Y en líneas generales fue así. Pero enterrar detrás de esta verdad sin pliegues los 70 millones de muertos que dejó la parte final de esa guerra que comenzó en 1914 es cuanto menos hipócrita, porque, entre otros detalles, los buenos tiramos dos bombas atómicas sobre los muy malos para ahorrar vidas de los muy buenos.

Al terminar la Segunda Guerra Mundial la cosa era muy clara: los buenos ganamos y los malos perdieron"

El tema es que los muy malos se habían rendido unos meses atrás (Alemania e Italia) y los japoneses estaban negociando con la URSS las condiciones para hacerlo. De cada diez soldados alemanes que murieron en el frente, ocho fueron en manos de los soviéticos, los mismos que estaban negociando con Japón su rendición.

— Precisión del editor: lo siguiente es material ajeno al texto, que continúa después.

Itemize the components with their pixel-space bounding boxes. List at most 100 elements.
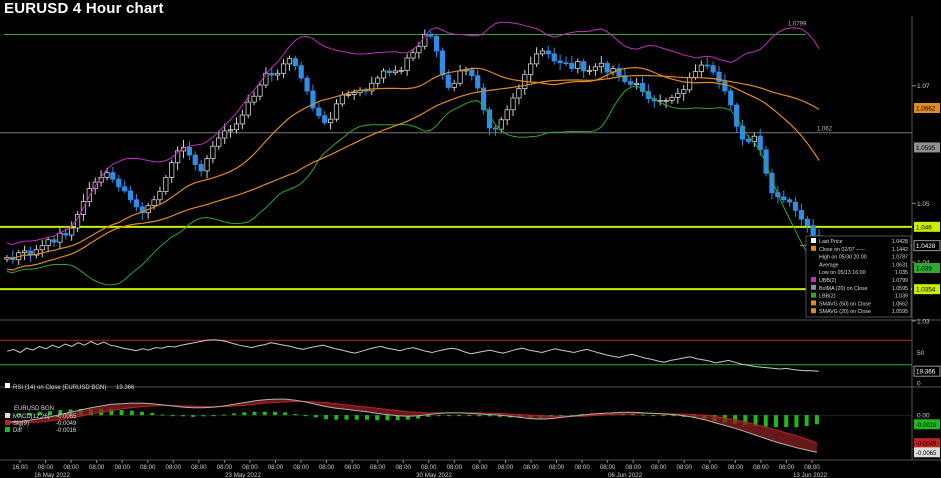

La URSS no podía arrancar con esa ventaja sobre los EEUU la repartición de un mundo de convidados de piedra, y de daños colaterales. Las dos bombas atómicas no fueron para terminar una guerra que ya había finalizado, fueron un escarmiento por anticipado, en ese largo y oscuro camino que fue la Guerra Fría. La excusa, creíble en un mundo agotado y azotado por el demonio nazista, era que había que desarrollar la gran bomba antes que lo hicieran los alemanes.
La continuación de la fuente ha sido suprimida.